STRATEGIES TO WOO INVESTMENTS
Mr Chan also outlined four strategies Singapore needs to position the economy for growth this year:
To strengthen its position as a critical part of the global value chain, a role that it has been playing
To forge new trade rules in forward-looking areas such as data and finance, having launched talks on new bilateral deals and digital agreements with other nations such as South Korea and the United Kingdom
To pursue a sustainable economy led by innovation, tapping Singapore’s commitment to protect the environment
To help companies and workers stay resilient and competitive post-pandemic
Referring to the final point, Mr Chan said that the Government’s Covid-19 support for businesses would move progressively beyond stabilisation towards the goal of pursuing new opportunities.
For workers, the Government will continue to invest in new skills to help them stay competitive.
“I want to strongly urge our workers to keep an open mind to the new possibilities that are emerging.
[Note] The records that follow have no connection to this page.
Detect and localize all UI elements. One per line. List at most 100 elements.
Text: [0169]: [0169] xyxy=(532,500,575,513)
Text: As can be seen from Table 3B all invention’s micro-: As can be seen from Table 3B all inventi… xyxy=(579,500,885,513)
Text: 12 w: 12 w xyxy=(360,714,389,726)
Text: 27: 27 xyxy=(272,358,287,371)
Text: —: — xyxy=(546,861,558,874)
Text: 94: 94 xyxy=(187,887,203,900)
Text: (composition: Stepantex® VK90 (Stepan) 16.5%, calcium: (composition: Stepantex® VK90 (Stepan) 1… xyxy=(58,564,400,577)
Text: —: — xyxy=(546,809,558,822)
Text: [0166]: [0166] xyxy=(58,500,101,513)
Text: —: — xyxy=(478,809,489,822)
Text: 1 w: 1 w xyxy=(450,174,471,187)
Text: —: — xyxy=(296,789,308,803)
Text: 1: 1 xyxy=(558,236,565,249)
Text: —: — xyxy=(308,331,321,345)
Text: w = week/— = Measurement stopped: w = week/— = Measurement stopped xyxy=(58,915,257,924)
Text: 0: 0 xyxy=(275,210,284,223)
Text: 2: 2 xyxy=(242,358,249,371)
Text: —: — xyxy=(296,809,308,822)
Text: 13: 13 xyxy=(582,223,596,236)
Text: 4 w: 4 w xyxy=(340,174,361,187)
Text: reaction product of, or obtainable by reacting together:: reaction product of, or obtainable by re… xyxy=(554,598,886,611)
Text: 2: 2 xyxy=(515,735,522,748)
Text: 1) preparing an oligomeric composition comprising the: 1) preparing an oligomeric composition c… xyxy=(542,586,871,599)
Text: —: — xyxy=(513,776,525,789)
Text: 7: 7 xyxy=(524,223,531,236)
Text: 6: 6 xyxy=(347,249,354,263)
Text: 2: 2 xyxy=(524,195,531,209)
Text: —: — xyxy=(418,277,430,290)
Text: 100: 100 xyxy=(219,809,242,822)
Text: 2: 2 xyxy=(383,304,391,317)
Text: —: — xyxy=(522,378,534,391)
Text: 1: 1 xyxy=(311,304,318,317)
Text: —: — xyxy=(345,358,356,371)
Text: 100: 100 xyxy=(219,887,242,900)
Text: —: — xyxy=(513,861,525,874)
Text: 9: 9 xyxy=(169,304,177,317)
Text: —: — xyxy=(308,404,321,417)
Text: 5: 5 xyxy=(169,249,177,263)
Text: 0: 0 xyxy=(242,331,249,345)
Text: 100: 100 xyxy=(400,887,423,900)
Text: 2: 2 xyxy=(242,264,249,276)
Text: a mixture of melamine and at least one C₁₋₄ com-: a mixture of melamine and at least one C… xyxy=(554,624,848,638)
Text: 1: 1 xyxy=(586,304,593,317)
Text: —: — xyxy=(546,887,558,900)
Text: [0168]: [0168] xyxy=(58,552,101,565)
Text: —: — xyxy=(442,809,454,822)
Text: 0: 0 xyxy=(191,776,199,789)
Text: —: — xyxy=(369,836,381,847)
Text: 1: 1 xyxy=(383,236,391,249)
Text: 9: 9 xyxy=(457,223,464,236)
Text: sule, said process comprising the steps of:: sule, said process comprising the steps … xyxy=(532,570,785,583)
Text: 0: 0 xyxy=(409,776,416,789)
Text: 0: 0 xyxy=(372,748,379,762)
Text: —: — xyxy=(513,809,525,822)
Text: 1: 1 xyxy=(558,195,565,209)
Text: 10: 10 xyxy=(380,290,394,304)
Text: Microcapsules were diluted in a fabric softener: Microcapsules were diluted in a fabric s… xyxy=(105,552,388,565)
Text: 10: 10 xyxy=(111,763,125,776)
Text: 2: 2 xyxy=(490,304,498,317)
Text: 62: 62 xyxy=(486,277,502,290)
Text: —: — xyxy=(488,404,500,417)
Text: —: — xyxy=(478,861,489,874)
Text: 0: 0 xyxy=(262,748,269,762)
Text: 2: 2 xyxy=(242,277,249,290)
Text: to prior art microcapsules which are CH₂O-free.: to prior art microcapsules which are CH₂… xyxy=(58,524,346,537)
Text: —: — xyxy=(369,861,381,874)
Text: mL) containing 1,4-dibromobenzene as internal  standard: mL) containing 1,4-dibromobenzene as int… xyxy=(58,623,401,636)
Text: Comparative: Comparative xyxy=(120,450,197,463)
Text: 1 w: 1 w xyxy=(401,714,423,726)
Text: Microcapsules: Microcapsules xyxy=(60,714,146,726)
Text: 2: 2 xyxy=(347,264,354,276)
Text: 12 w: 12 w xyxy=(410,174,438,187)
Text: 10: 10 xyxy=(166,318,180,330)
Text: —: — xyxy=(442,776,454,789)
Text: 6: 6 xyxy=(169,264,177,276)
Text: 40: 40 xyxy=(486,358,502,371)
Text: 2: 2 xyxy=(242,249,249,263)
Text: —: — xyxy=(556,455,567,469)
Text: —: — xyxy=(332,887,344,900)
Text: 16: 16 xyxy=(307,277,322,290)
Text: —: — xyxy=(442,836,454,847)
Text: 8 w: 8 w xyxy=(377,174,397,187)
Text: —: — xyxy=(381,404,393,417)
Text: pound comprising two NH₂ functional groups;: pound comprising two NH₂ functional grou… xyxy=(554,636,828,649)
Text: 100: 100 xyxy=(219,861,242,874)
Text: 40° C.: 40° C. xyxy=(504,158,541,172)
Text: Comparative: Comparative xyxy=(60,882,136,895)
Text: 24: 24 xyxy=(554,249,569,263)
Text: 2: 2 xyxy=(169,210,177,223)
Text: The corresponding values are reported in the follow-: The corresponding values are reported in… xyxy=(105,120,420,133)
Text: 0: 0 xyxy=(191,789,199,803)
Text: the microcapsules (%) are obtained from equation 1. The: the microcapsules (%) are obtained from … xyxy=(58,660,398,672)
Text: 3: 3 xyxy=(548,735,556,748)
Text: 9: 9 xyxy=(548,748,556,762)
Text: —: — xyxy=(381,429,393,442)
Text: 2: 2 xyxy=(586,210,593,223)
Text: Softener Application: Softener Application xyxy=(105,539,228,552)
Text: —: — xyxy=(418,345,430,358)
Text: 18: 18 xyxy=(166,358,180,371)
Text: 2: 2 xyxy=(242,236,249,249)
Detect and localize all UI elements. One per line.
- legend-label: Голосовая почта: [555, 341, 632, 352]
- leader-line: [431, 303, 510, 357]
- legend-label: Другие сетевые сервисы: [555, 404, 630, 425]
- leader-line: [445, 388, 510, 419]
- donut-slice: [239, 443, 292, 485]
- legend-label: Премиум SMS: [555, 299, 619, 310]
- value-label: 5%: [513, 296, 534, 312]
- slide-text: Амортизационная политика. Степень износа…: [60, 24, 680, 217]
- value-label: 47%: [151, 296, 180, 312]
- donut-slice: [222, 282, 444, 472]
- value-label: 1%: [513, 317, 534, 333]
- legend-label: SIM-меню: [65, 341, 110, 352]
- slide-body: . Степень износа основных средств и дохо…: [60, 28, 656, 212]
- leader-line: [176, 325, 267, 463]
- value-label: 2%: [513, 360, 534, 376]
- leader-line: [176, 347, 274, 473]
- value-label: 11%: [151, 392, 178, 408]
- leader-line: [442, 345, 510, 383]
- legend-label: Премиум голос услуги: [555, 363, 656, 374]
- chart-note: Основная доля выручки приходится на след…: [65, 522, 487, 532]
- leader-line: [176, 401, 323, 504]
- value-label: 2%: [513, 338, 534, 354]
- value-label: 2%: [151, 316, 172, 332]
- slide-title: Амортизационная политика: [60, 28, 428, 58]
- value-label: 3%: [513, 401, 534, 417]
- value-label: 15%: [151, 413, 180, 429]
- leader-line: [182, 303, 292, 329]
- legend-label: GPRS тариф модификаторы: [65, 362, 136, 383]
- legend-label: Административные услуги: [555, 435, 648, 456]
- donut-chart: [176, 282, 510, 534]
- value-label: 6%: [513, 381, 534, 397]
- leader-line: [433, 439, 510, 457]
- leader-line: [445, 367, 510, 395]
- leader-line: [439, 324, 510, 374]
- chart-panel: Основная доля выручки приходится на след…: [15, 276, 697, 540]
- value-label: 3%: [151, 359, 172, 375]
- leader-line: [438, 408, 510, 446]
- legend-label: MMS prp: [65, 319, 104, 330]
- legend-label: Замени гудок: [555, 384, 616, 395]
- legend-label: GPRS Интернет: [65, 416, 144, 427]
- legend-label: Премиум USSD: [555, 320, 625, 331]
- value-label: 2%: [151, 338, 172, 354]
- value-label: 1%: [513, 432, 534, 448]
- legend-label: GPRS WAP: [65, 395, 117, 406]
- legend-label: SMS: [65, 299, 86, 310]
While we understand that change can be difficult and even scary, it is inevitable in the new economy.”
One study had predicted that by 2027, three out of four of the world’s top 500 companies will cease to exist. This means that jobs will change significantly and skill sets will have to be upgraded constantly.
Mr Chan said: “As a small and open economy, Singapore will feel these pressures earlier and more than any other country.”
Echoing this point, EDB’s managing director Chng Kai Fong said that Singapore’s trade-exposed economy was highly investment-driven, which is why it must keep up with the latest trends or risk irrelevance.
“Sixty years ago, our first few investments were not about energy and chemicals, and instead, we were making mosquito nets, fishing nets. Clearly, those are not viable to be manufactured in Singapore now.
“Keeping up with the trends is a constant theme for Singapore,” Mr Chng said.
CLARIFICATION: A previous version of this report stated that the S$17.2 billion that Singapore attracted in fixed asset investments in 2020 was a 10-year high, based on comments from an EDB press conference. TODAY's checks showed that it was a 12-year high.